Poor Journalists Vulnerable To Corrupt Leaders, Causing Dying Media In Zimbabwe

Documentary filmmaker, Hopewell Chin’ono, has said that Zimbabwe’s media industry is left with just a handful of quality journalists and that the industry is dying. In an opinion piece titled “Zimbabwe’s journalism disaster” Chin’ono identified poverty as one of the main reasons

He claimed that he saw the controversial local religious leader, Magaya, bribing some journalists while he was working on a documentary film about churches.

A struggling young man or woman working for state media will break the professional ethics code to carry on receiving that pay cheque, and so too will a poor journalist working for private media.
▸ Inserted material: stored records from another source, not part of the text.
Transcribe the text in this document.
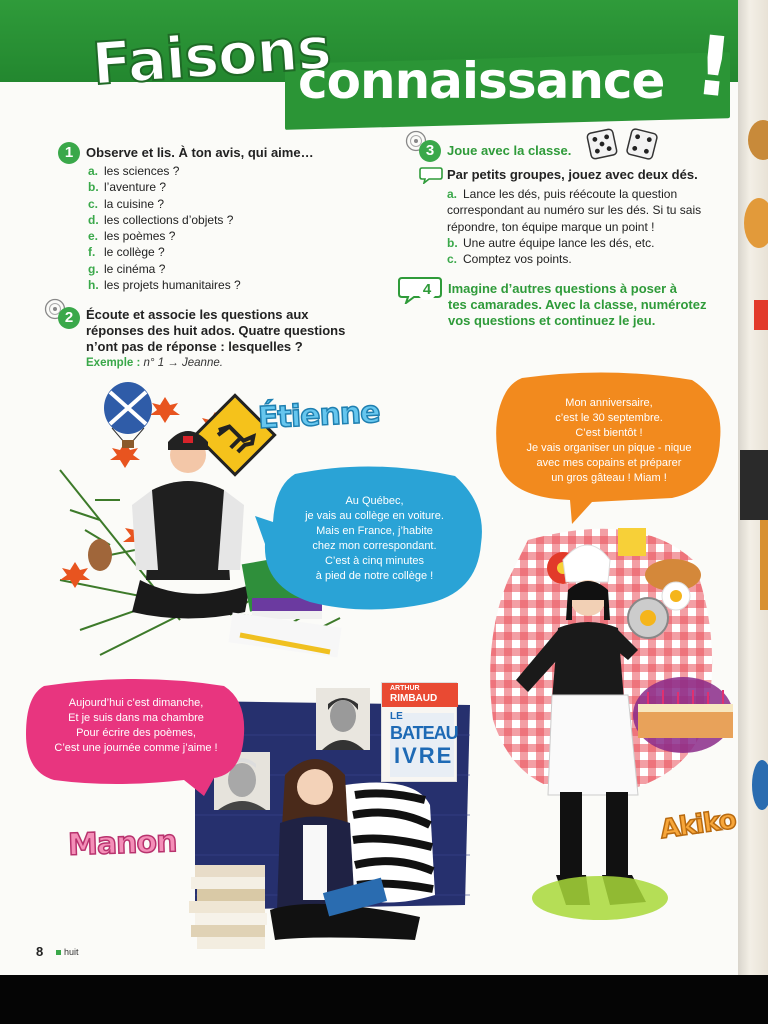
Faisons
connaissance !
1 Observe et lis. À ton avis, qui aime…
a. les sciences ?
b. l’aventure ?
c. la cuisine ?
d. les collections d’objets ?
e. les poèmes ?
f. le collège ?
g. le cinéma ?
h. les projets humanitaires ?
2 Écoute et associe les questions aux
réponses des huit ados. Quatre questions
n’ont pas de réponse : lesquelles ?
Exemple : n° 1 → Jeanne.
3 Joue avec la classe.
Par petits groupes, jouez avec deux dés.
a. Lance les dés, puis réécoute la question
correspondant au numéro sur les dés. Si tu sais
répondre, ton équipe marque un point !
b. Une autre équipe lance les dés, etc.
c. Comptez vos points.
4	Imagine d’autres questions à poser à
tes camarades. Avec la classe, numérotez
vos questions et continuez le jeu.
Étienne
Au Québec,
je vais au collège en voiture.
Mais en France, j’habite
chez mon correspondant.
C’est à cinq minutes
à pied de notre collège !
Mon anniversaire,
c’est le 30 septembre.
C’est bientôt !
Je vais organiser un pique - nique
avec mes copains et préparer
un gros gâteau ! Miam !
Akiko
ARTHUR
RIMBAUD
LE
BATEAU
IVRE
Aujourd’hui c’est dimanche,
Et je suis dans ma chambre
Pour écrire des poèmes,
C’est une journée comme j’aime !
Manon
8 huit
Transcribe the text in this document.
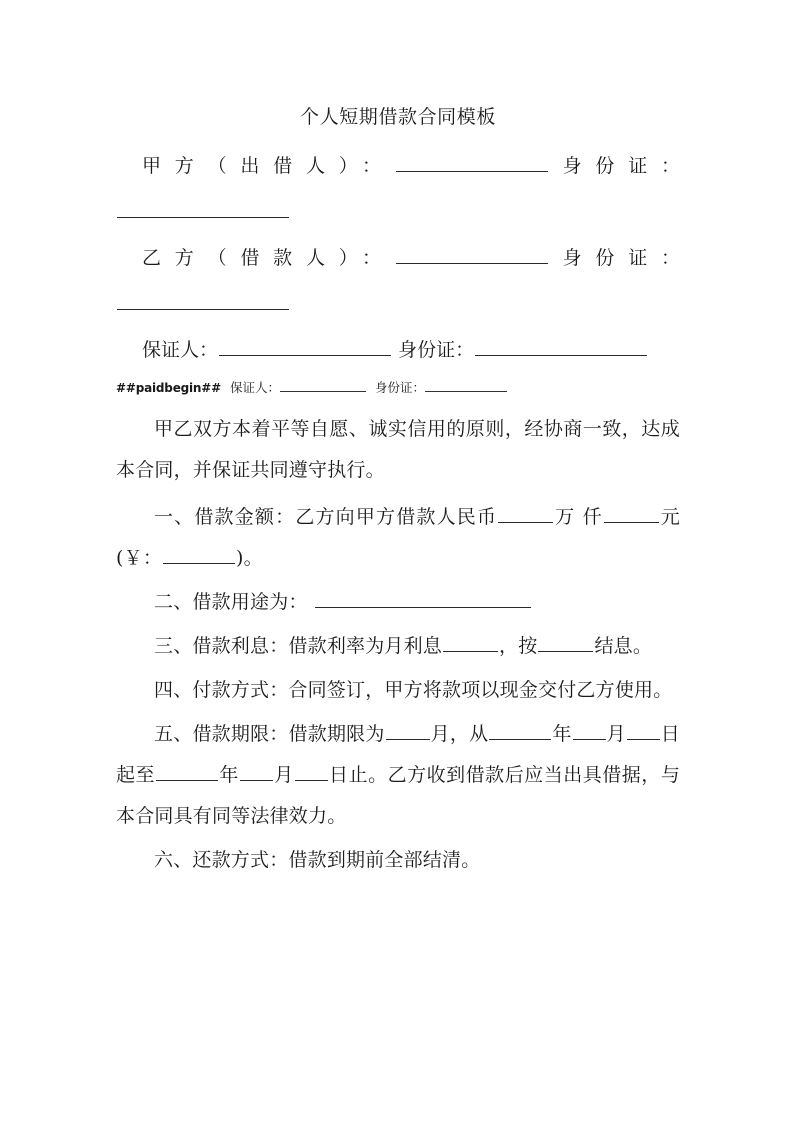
个人短期借款合同模板

甲方（出借人）：	身份证：

乙方（借款人）：	身份证：

保证人：	身份证：

##paidbegin## 保证人：	身份证：

甲乙双方本着平等自愿、诚实信用的原则，经协商一致，达成本合同，并保证共同遵守执行。

一、借款金额：乙方向甲方借款人民币	万 仟	元(￥：	)。

二、借款用途为：

三、借款利息：借款利率为月利息	，按	结息。

四、付款方式：合同签订，甲方将款项以现金交付乙方使用。

五、借款期限：借款期限为 月，从	年 月 日起至	年 月 日止。乙方收到借款后应当出具借据，与本合同具有同等法律效力。

六、还款方式：借款到期前全部结清。
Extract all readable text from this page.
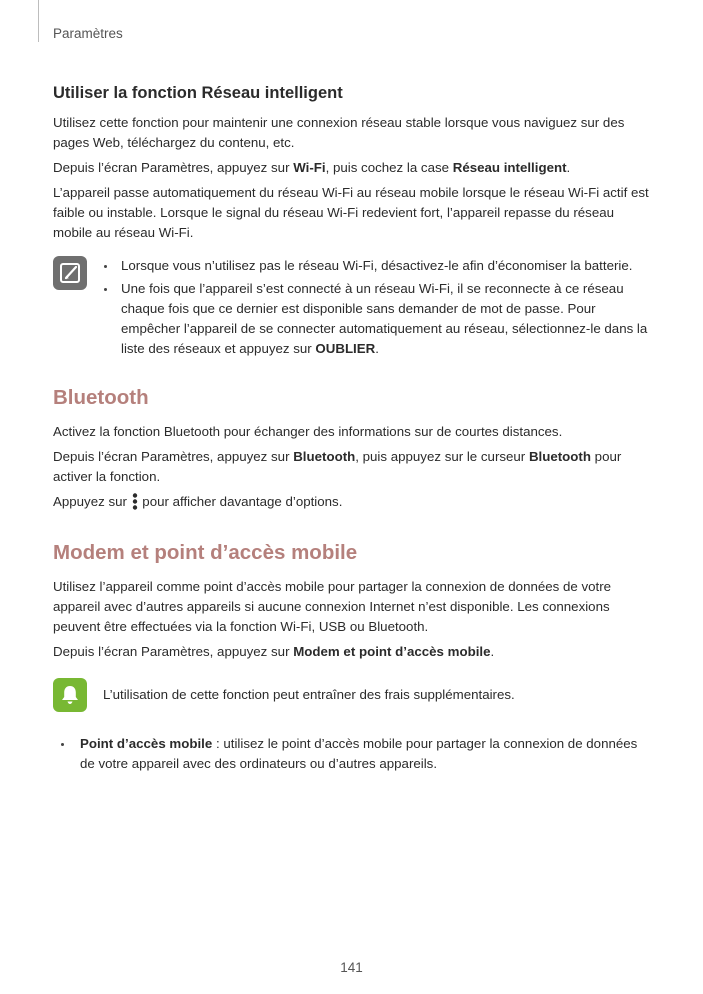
Paramètres
Utiliser la fonction Réseau intelligent

Utilisez cette fonction pour maintenir une connexion réseau stable lorsque vous naviguez sur des pages Web, téléchargez du contenu, etc.

Depuis l’écran Paramètres, appuyez sur Wi-Fi, puis cochez la case Réseau intelligent.

L’appareil passe automatiquement du réseau Wi-Fi au réseau mobile lorsque le réseau Wi-Fi actif est faible ou instable. Lorsque le signal du réseau Wi-Fi redevient fort, l’appareil repasse du réseau mobile au réseau Wi-Fi.

Lorsque vous n’utilisez pas le réseau Wi-Fi, désactivez-le afin d’économiser la batterie.
Une fois que l’appareil s’est connecté à un réseau Wi-Fi, il se reconnecte à ce réseau chaque fois que ce dernier est disponible sans demander de mot de passe. Pour empêcher l’appareil de se connecter automatiquement au réseau, sélectionnez-le dans la liste des réseaux et appuyez sur OUBLIER.
Bluetooth

Activez la fonction Bluetooth pour échanger des informations sur de courtes distances.

Depuis l’écran Paramètres, appuyez sur Bluetooth, puis appuyez sur le curseur Bluetooth pour activer la fonction.

Appuyez sur  pour afficher davantage d’options.

Modem et point d’accès mobile

Utilisez l’appareil comme point d’accès mobile pour partager la connexion de données de votre appareil avec d’autres appareils si aucune connexion Internet n’est disponible. Les connexions peuvent être effectuées via la fonction Wi-Fi, USB ou Bluetooth.

Depuis l’écran Paramètres, appuyez sur Modem et point d’accès mobile.

L’utilisation de cette fonction peut entraîner des frais supplémentaires.

Point d’accès mobile : utilisez le point d’accès mobile pour partager la connexion de données de votre appareil avec des ordinateurs ou d’autres appareils.
141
Poverty is a tough thing to live with especially in a country like Zimbabwe, it forces many to do anything to survive.

How can a 40-year-old journalist renting two rooms in Kuwadzana take on the likes of Mthuli Ncube and Emmerson Mnangagwa with the same confidence that Christiane Amanpour deploys when interviewing Donald Trump and many other world leaders?

That is why our political leaders get angry when they are asked deep and meaningful questions on international television, they are used to mediocre journalism.

The types that asks, “…is there anything else you would like the nation to know your Excellency?

So it is in the best interests of the political, business and religious elites to keep journalists poor in order to control them.

I saw with my own eyes editors from both the state and private media receiving bribes from Walter Magaya at his offices when I was co-producing a documentary on Pentecostal churches for eNCA.